In another case, a homeless man was befriended by a trafficker in a Santa Clara County shelter but the relationship turned to threats of physical violence if he didn’t hand over his money from begging and cashing in recyclables. Whenever the man refused to beg or collect recyclables, the trafficker would beat him.

“Labor trafficking is alive and well,” said Vanessa Scott Russell, founder of Love Never Fails. “Some of the most common (examples) of labor trafficking are those on the corner selling T-shirts or hot dogs. Ask questions; is this an entrepreneur or someone brought here?”

Russell said people shouldn’t be afraid to ask questions, especially of someone who works in an establishment they often frequent or have a rapport with.

If an employee doesn’t seem to be in control, displays poor physical health, seems overly nervous or avoids eye contact, feel free to ask questions out of the presence of a possible exploiter, or call authorities, she said.

Some questions might be as simple as asking what the employee did over the weekend. Others might need to be more direct, such as “are you being threatened?” or “can you leave?”

“Ask questions if things don’t seem quite right,” Russell said.

What next?

County officials, prosecutors and anti-trafficking organizations have recognized that one of the biggest barriers to victims coming forward is the uncertainty of what happens next.

There may be immigration issues to deal with, a fear of retaliation, drug addiction, emotional trauma or anxiety over where else to go.

Harman said the district attorney’s office and local organizations usually can find emergency housing for victims.

“It’s long-term housing that is a problem,” she said. “Everyone needs that foundation. You need a safe place to live, and from there you can explore.”

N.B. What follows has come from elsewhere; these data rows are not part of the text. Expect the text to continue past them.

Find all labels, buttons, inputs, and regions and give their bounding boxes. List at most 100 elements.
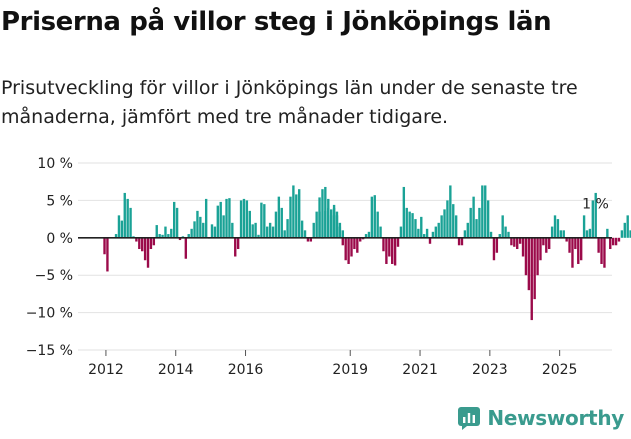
bar (454, 215, 458, 238)
bar (417, 228, 420, 238)
bar (545, 237, 548, 253)
bar (103, 237, 106, 255)
bar (222, 215, 225, 238)
bar-chart: 10 % 5 % 0 % −5 % −10 % −15 % 2012 2014 2016 2019… (26, 156, 631, 378)
bar (347, 237, 350, 264)
bar (298, 189, 301, 238)
bar (574, 237, 577, 250)
bar (542, 237, 545, 246)
bar (457, 237, 461, 246)
bar (475, 219, 478, 238)
bar (609, 237, 612, 250)
bar (138, 237, 141, 250)
bar (594, 192, 597, 238)
bar (597, 237, 600, 253)
bar (120, 220, 124, 238)
bar (271, 226, 275, 238)
bar (335, 211, 339, 238)
bar (236, 237, 240, 250)
bar (588, 228, 592, 238)
bar (524, 237, 528, 276)
bar (614, 237, 618, 246)
bar (196, 210, 199, 238)
bar (292, 185, 295, 238)
bar (152, 237, 156, 246)
bar (385, 237, 388, 264)
bar (306, 237, 310, 242)
bar (106, 237, 109, 272)
bar (449, 185, 452, 238)
bar (626, 215, 629, 238)
x-tick-label: 2023 (472, 362, 508, 378)
bar (422, 234, 426, 238)
bar (481, 185, 484, 238)
bar (350, 237, 353, 257)
bar (167, 234, 170, 238)
bar (126, 198, 129, 238)
bar (565, 237, 568, 242)
bar (202, 222, 205, 238)
bar (187, 234, 190, 238)
bar (149, 237, 153, 250)
bar (623, 222, 626, 238)
bar (324, 186, 327, 238)
bar (396, 237, 400, 247)
bar (312, 222, 315, 238)
bar (289, 196, 292, 238)
bar (225, 198, 228, 238)
bar (553, 215, 557, 238)
bar (539, 237, 542, 261)
x-tick-label: 2012 (88, 362, 124, 378)
bar (452, 204, 455, 238)
bar (295, 194, 298, 238)
bar (158, 234, 161, 238)
bar (204, 198, 208, 238)
bar (399, 226, 403, 238)
bar (568, 237, 571, 253)
bar (478, 207, 481, 238)
bar (254, 222, 257, 238)
y-tick-label: −10 % (26, 306, 73, 322)
newsworthy-brand[interactable]: Newsworthy (457, 403, 624, 433)
bar (332, 207, 336, 238)
bar (231, 222, 234, 238)
bar (391, 237, 394, 264)
bar (606, 228, 609, 238)
bar (373, 195, 376, 238)
bar (379, 226, 382, 238)
bar (556, 219, 560, 238)
bar (536, 237, 539, 276)
bar (495, 237, 499, 253)
bar (562, 230, 565, 238)
bar (484, 185, 487, 238)
bar (620, 230, 624, 238)
bar (184, 237, 188, 259)
bar (283, 230, 286, 238)
bar (146, 237, 150, 268)
bar (248, 210, 251, 238)
bar (117, 215, 121, 238)
x-tick-label: 2021 (402, 362, 438, 378)
bar (277, 196, 281, 238)
bar (530, 237, 533, 321)
bar (178, 237, 182, 241)
bar (550, 226, 554, 238)
bar (263, 204, 266, 238)
bar (364, 234, 368, 238)
bar (498, 234, 501, 238)
bar (469, 207, 472, 238)
bar (141, 237, 144, 252)
bar (437, 222, 440, 238)
bar (463, 230, 467, 238)
bar (582, 215, 586, 238)
bar (318, 211, 321, 238)
bar (175, 207, 179, 238)
bar (405, 207, 408, 238)
y-tick-label: 10 % (37, 156, 73, 172)
y-tick-label: −15 % (26, 343, 73, 359)
bar (266, 226, 269, 238)
bar (617, 237, 621, 242)
bar (411, 213, 414, 238)
bar (367, 231, 371, 238)
bar (321, 189, 324, 238)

That’s where a network of more than 50 Northern California organizations and agencies step in, such as Love Never Fails, which offers mentoring, housing, education and workforce development, and Freedom House, which operates two safe houses for survivors.

Jaida Im, founder of Freedom House, said a comprehensive program for people in a “vulnerable state” is just as important as a rescue.

First, someone must be moved to a safe, undisclosed environment, then his or her trauma must be addressed. Her nonprofit operates The Monarch, a home for women in Northern California, and The Nest, a home for minors in Santa Clara County.

“We help reset their mindset from lies and mistrust and help them understand what is right and what is wrong,” she said.

From there, Im’s staff helps survivors find “empowerment” through education and therapy, and provides them with assistance during any legal processes.

Typically clients reside in one of the homes for 18 months, but sometimes more.

“We help them become self-sufficient and it takes a lot of people to help them,” she said. “If given that opportunity where they are given empowerment and regain trust in the community…they thrive.”

But the community needs to understand more about trafficking, she added. “People don’t understand it’s happening in their own backyard,” Im said.